Chronicling a grim roll call of murder, rape and wanton destruction descending upon the Haitian people from a variety of actors, the Réseau National de Défense des Droits Humains (RNDDH) report, February 2004 – June 2006: Overview of the General Human Rights Situation in Haiti During the Interim Government, represents perhaps one of the most thorough accountings yet of the situation René Préval inherited when he assumed Haiti's presidency in May. Among that tableau was the murder of 1,821 civilians, 108 police officers and 10 United Nations soldiers.
"Even if the interim government was not the direct source of the political violence," the report states (a statement I, for one, find highly problematic). "It is evident that they failed in their mission to guarantee the population’s right to life and security. They could not prevent the degeneration of the lawless zones in the metropolitan areas where gang leaders practiced the worst violent acts on the population.”
"The general human rights situation under the administration of the transitional government was catastrophic," the report, whose findings more or less line up with those of Haiti’s Commission Episcopale Nationale Justice et Paix (which counted 2506 dead victims of violence during the 47 months it has been operating), goes on.

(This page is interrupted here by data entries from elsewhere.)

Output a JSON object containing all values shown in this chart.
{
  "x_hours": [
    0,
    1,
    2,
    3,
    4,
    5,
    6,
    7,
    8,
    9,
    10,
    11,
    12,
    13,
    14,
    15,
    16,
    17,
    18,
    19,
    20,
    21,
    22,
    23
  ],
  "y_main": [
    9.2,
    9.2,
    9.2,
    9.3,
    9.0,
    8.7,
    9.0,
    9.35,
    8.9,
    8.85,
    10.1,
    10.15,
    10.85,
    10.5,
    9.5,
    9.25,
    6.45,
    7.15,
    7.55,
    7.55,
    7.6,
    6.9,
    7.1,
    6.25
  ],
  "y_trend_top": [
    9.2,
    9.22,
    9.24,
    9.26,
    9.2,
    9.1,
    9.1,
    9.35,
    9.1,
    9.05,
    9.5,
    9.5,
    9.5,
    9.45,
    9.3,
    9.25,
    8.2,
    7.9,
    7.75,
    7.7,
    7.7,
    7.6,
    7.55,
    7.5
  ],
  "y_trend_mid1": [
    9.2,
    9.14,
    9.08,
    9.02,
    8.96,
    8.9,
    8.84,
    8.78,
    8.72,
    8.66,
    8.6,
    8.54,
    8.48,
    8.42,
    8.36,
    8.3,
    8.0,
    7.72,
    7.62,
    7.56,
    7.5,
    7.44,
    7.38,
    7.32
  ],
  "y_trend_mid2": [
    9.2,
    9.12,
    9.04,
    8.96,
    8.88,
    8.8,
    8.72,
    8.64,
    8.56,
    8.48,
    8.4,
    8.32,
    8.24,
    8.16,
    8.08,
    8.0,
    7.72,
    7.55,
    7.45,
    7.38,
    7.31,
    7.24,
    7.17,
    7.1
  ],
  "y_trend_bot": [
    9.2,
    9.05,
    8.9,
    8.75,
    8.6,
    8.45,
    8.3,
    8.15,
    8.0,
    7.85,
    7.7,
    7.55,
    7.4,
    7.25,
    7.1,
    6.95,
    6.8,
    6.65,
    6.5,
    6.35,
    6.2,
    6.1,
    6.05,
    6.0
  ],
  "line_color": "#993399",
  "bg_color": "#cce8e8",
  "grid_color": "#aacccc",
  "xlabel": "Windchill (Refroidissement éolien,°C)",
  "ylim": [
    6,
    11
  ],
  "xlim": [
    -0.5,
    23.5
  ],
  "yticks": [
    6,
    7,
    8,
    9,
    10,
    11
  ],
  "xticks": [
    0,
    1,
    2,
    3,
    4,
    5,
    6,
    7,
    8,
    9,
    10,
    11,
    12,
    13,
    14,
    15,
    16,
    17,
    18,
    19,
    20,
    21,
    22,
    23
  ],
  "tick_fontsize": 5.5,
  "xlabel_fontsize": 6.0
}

The farcical acquittals of Louis-Jodel Chamblain, the exoneration of all suspects in the 1994 slaying of Father Jean-Marie Vincent, the failure to pursue the investigations into the murder of Jean Dominique and Jean-Claude Louissaint and the fact that 86% of Haiti's prison population was (and is) held without the benefit of a trial are all cited as part of the interim government's failure. As well as, in the report's words, the fact that "the Haitian National Police (PNH) was implicated in a number of human rights violations: summary executions, kidnapping, drugs, corruption, and many other exactions." Unfortunately, the report does little to shed light on the details of the fact that the PNH regularly summarily executed individuals they, rightly or wrongly, suspected of involvement with the pro-Aristide gangs that were terrorizing the capital.

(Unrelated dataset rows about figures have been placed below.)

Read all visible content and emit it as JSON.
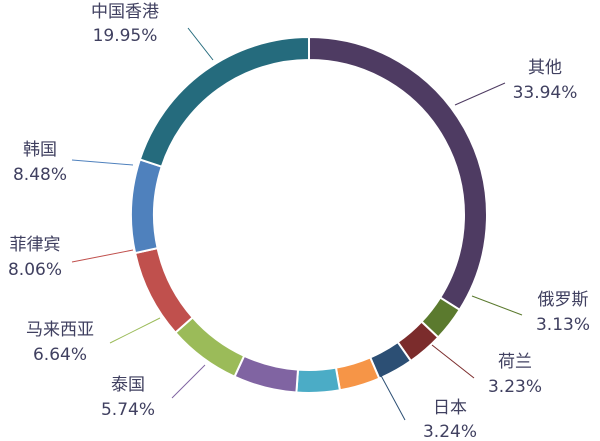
{
  "chart_data": {
    "type": "donut",
    "categories": [
      "其他",
      "俄罗斯",
      "荷兰",
      "日本",
      null,
      null,
      "泰国",
      "马来西亚",
      "菲律宾",
      "韩国",
      "中国香港"
    ],
    "values": [
      33.94,
      3.13,
      3.23,
      3.24,
      3.68,
      3.91,
      5.74,
      6.64,
      8.06,
      8.48,
      19.95
    ],
    "value_labels": [
      "33.94%",
      "3.13%",
      "3.23%",
      "3.24%",
      null,
      null,
      "5.74%",
      "6.64%",
      "8.06%",
      "8.48%",
      "19.95%"
    ],
    "colors": [
      "#4e3b62",
      "#5b7a2e",
      "#7b2c2c",
      "#2c4f74",
      "#f69547",
      "#4bacc6",
      "#8064a2",
      "#9bbb59",
      "#c0504d",
      "#4f81bd",
      "#256b7d"
    ]
  }
}
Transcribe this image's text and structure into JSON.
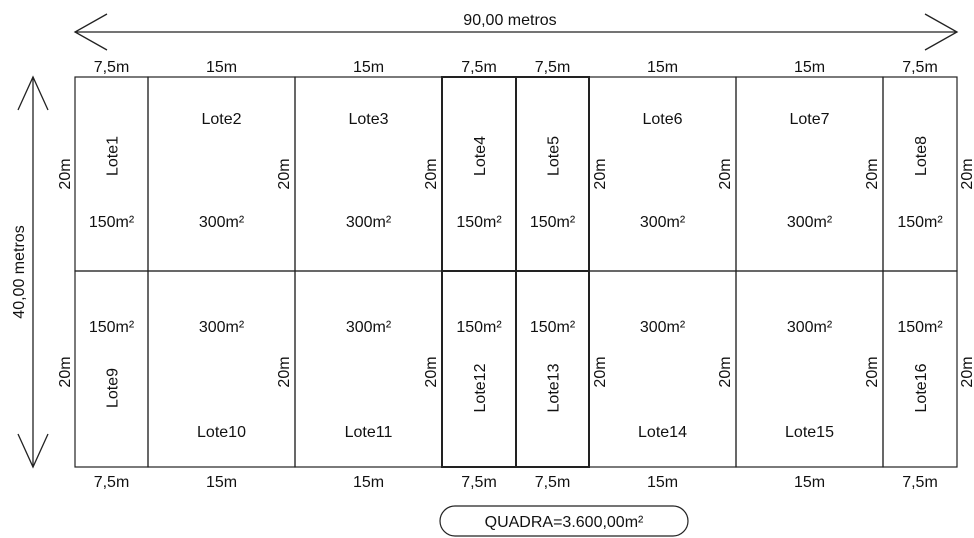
{
  "dimensions": {
    "width_label": "90,00 metros",
    "height_label": "40,00 metros"
  },
  "top_widths": [
    "7,5m",
    "15m",
    "15m",
    "7,5m",
    "7,5m",
    "15m",
    "15m",
    "7,5m"
  ],
  "bottom_widths": [
    "7,5m",
    "15m",
    "15m",
    "7,5m",
    "7,5m",
    "15m",
    "15m",
    "7,5m"
  ],
  "top_row": [
    {
      "name": "Lote1",
      "area": "150m²"
    },
    {
      "name": "Lote2",
      "area": "300m²"
    },
    {
      "name": "Lote3",
      "area": "300m²"
    },
    {
      "name": "Lote4",
      "area": "150m²"
    },
    {
      "name": "Lote5",
      "area": "150m²"
    },
    {
      "name": "Lote6",
      "area": "300m²"
    },
    {
      "name": "Lote7",
      "area": "300m²"
    },
    {
      "name": "Lote8",
      "area": "150m²"
    }
  ],
  "bottom_row": [
    {
      "name": "Lote9",
      "area": "150m²"
    },
    {
      "name": "Lote10",
      "area": "300m²"
    },
    {
      "name": "Lote11",
      "area": "300m²"
    },
    {
      "name": "Lote12",
      "area": "150m²"
    },
    {
      "name": "Lote13",
      "area": "150m²"
    },
    {
      "name": "Lote14",
      "area": "300m²"
    },
    {
      "name": "Lote15",
      "area": "300m²"
    },
    {
      "name": "Lote16",
      "area": "150m²"
    }
  ],
  "depth_label": "20m",
  "total_area_label": "QUADRA=3.600,00m²"
}
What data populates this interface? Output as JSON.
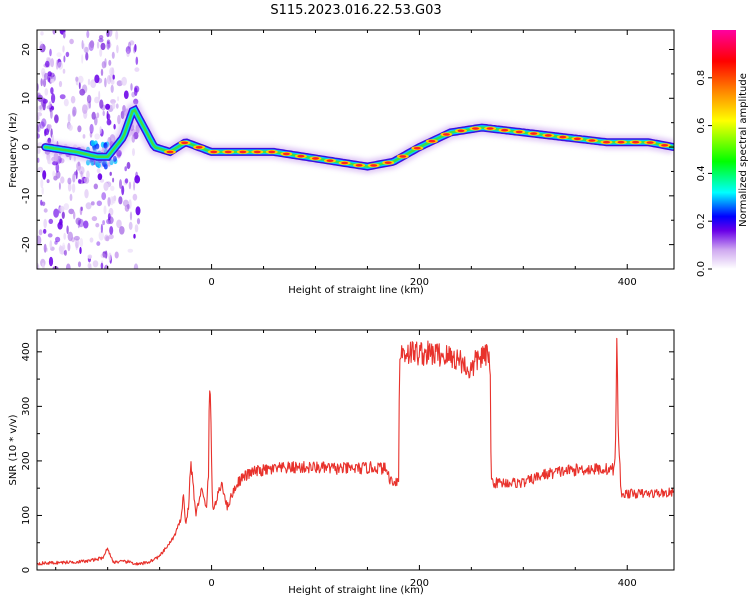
{
  "title": "S115.2023.016.22.53.G03",
  "chart_data": [
    {
      "type": "heatmap",
      "title": "S115.2023.016.22.53.G03",
      "xlabel": "Height of straight line (km)",
      "ylabel": "Frequency (Hz)",
      "xlim": [
        -168,
        445
      ],
      "ylim": [
        -25,
        24
      ],
      "x_ticks": [
        0,
        200,
        400
      ],
      "y_ticks": [
        -20,
        -10,
        0,
        10,
        20
      ],
      "colorbar": {
        "label": "Normalized spectral amplitude",
        "range": [
          0,
          1
        ],
        "ticks": [
          0.0,
          0.2,
          0.4,
          0.6,
          0.8
        ],
        "colormap": [
          "#ffffff",
          "#cfa8f0",
          "#6a00e8",
          "#0000ff",
          "#00ffff",
          "#00ff00",
          "#ffff00",
          "#ff8000",
          "#ff0000",
          "#ff00a0"
        ]
      },
      "noise_region": {
        "x_range": [
          -168,
          -70
        ],
        "y_range": [
          -25,
          24
        ]
      },
      "ridge": [
        {
          "x": -160,
          "y": 0
        },
        {
          "x": -130,
          "y": -1
        },
        {
          "x": -110,
          "y": -2
        },
        {
          "x": -100,
          "y": -2
        },
        {
          "x": -85,
          "y": 2
        },
        {
          "x": -75,
          "y": 8
        },
        {
          "x": -65,
          "y": 4
        },
        {
          "x": -55,
          "y": 0
        },
        {
          "x": -40,
          "y": -1
        },
        {
          "x": -25,
          "y": 1
        },
        {
          "x": 0,
          "y": -1
        },
        {
          "x": 30,
          "y": -1
        },
        {
          "x": 60,
          "y": -1
        },
        {
          "x": 90,
          "y": -2
        },
        {
          "x": 120,
          "y": -3
        },
        {
          "x": 150,
          "y": -4
        },
        {
          "x": 175,
          "y": -3
        },
        {
          "x": 200,
          "y": 0
        },
        {
          "x": 230,
          "y": 3
        },
        {
          "x": 260,
          "y": 4
        },
        {
          "x": 300,
          "y": 3
        },
        {
          "x": 340,
          "y": 2
        },
        {
          "x": 380,
          "y": 1
        },
        {
          "x": 420,
          "y": 1
        },
        {
          "x": 445,
          "y": 0
        }
      ]
    },
    {
      "type": "line",
      "xlabel": "Height of straight line (km)",
      "ylabel": "SNR (10 * v/v)",
      "xlim": [
        -168,
        445
      ],
      "ylim": [
        0,
        440
      ],
      "x_ticks": [
        0,
        200,
        400
      ],
      "y_ticks": [
        0,
        100,
        200,
        300,
        400
      ],
      "color": "#e8322c",
      "series": [
        {
          "x": [
            -168,
            -140,
            -120,
            -105,
            -100,
            -95,
            -80,
            -70,
            -60,
            -50,
            -40,
            -35,
            -30,
            -27,
            -25,
            -22,
            -20,
            -15,
            -10,
            -5,
            -3,
            -2,
            -1,
            0,
            1,
            2,
            5,
            10,
            15,
            20,
            25,
            30,
            40,
            60,
            80,
            100,
            120,
            140,
            160,
            168,
            172,
            176,
            180,
            181,
            183,
            200,
            220,
            240,
            245,
            250,
            255,
            260,
            268,
            269,
            272,
            300,
            320,
            340,
            360,
            380,
            388,
            389,
            390,
            391,
            393,
            394,
            420,
            445
          ],
          "y": [
            12,
            14,
            16,
            22,
            40,
            15,
            15,
            10,
            15,
            25,
            50,
            65,
            90,
            140,
            80,
            120,
            200,
            100,
            150,
            110,
            180,
            340,
            300,
            200,
            120,
            110,
            130,
            160,
            115,
            140,
            160,
            170,
            180,
            185,
            188,
            188,
            186,
            186,
            188,
            185,
            165,
            162,
            165,
            390,
            400,
            398,
            395,
            385,
            370,
            365,
            385,
            392,
            390,
            165,
            160,
            160,
            175,
            182,
            185,
            185,
            185,
            250,
            440,
            280,
            185,
            140,
            140,
            142
          ]
        }
      ]
    }
  ]
}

The report does, however, allude to one of the era's darkest incidents, the burning by gangsters of the Tête Boeuf Market in Port-au-Prince in May 2005, which killed seven people, and which lead to a call by four of Haiti's most politically progressive organizations - the Groupe d’Appui aux Rapatries et Refugies (GARR), the Platforme Haitienne de Plaidoyer pour un Developpement Alternatif (PAPDA), Solidarite Famn Ayisyen (SOFA) and Centre National et International de Documentation et d’Information de la Femme en Haiti (EnfoFanm) - that former Haitian President Jean-Bertrand Aristide be judged for what they called his crimes against the Haitian people.

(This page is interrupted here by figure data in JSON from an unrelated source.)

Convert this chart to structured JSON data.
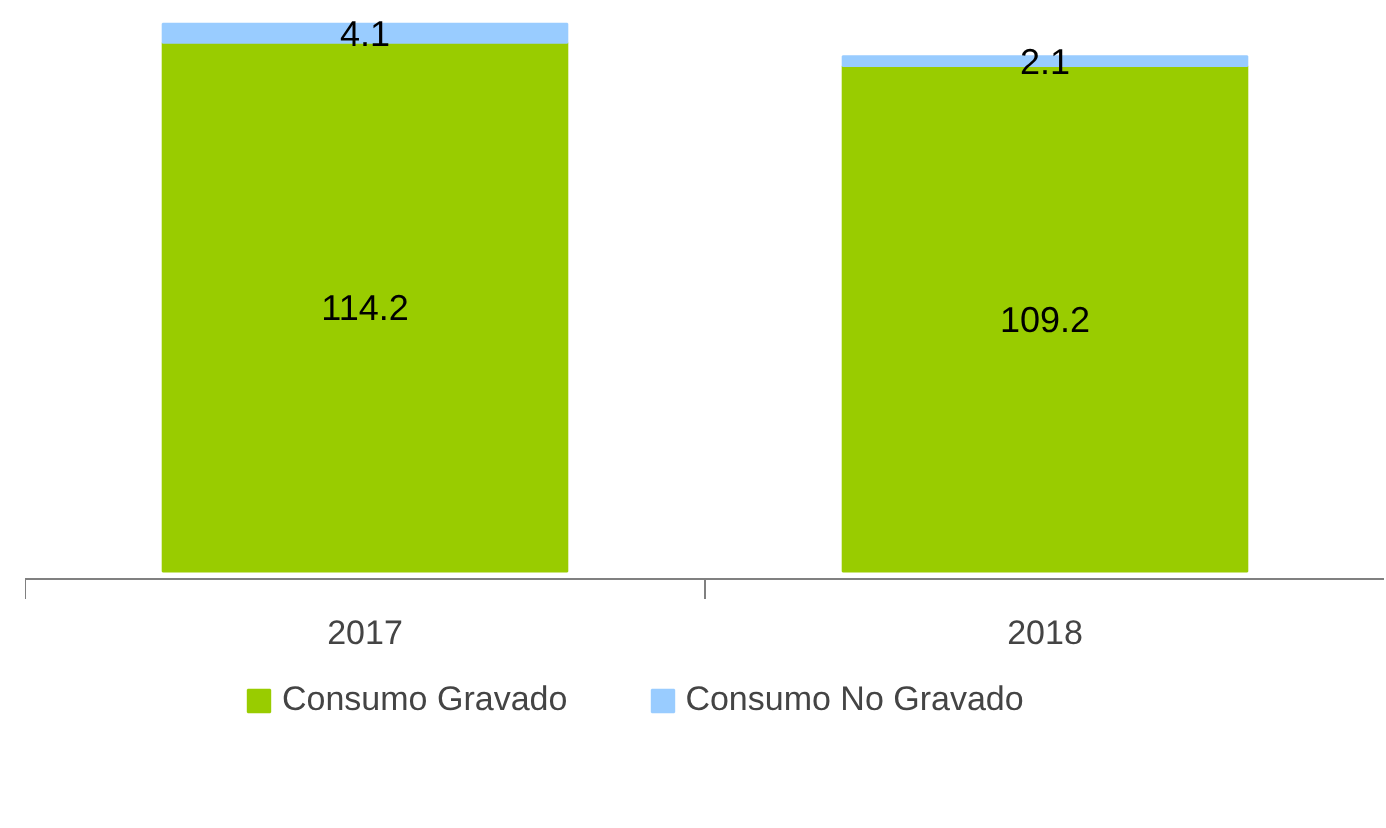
{
  "chart_data": {
    "type": "bar",
    "stacked": true,
    "categories": [
      "2017",
      "2018"
    ],
    "series": [
      {
        "name": "Consumo Gravado",
        "color": "#99cc00",
        "values": [
          114.2,
          109.2
        ]
      },
      {
        "name": "Consumo No Gravado",
        "color": "#99ccff",
        "values": [
          4.1,
          2.1
        ]
      }
    ],
    "data_labels": true,
    "legend": "bottom",
    "grid": false
  }
}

Meanwhile, proving that short-sighted self-interest is not limited to developing nations, New York's City Council yesterday voted itself a 25 percent pay raise for its part-time job, with council members now having to stagger along with a mere (!) $112,500 a year, which doesn't even include the lucrative stipends — known as lulus — that are given as perks to committee chairmen and other Council leaders which often total tens of thousands of dollars a year.
In a city where one in five live in poverty, City Council speaker Christine Quinn has proven herself to be just as corrupt, cronyistic and self-interested as any who have come before her. Perhaps the only council members who came off looking not like a bunch of overpaid, crapulent babies were Queens council members Tony Avella and Hiram Monserrate, Staten Island members Andrew J. Lanza and Michael E. McMahon and Brooklyn member Darlene Mealy, all of whom voted against the measure. Avella, for his part, stated that "it is unethical for this body to vote itself a raise,” as indeed it is.
The New York City Council and Christine Quinn should be ashamed of themselves and I for one hope voters remember this moment come next election time.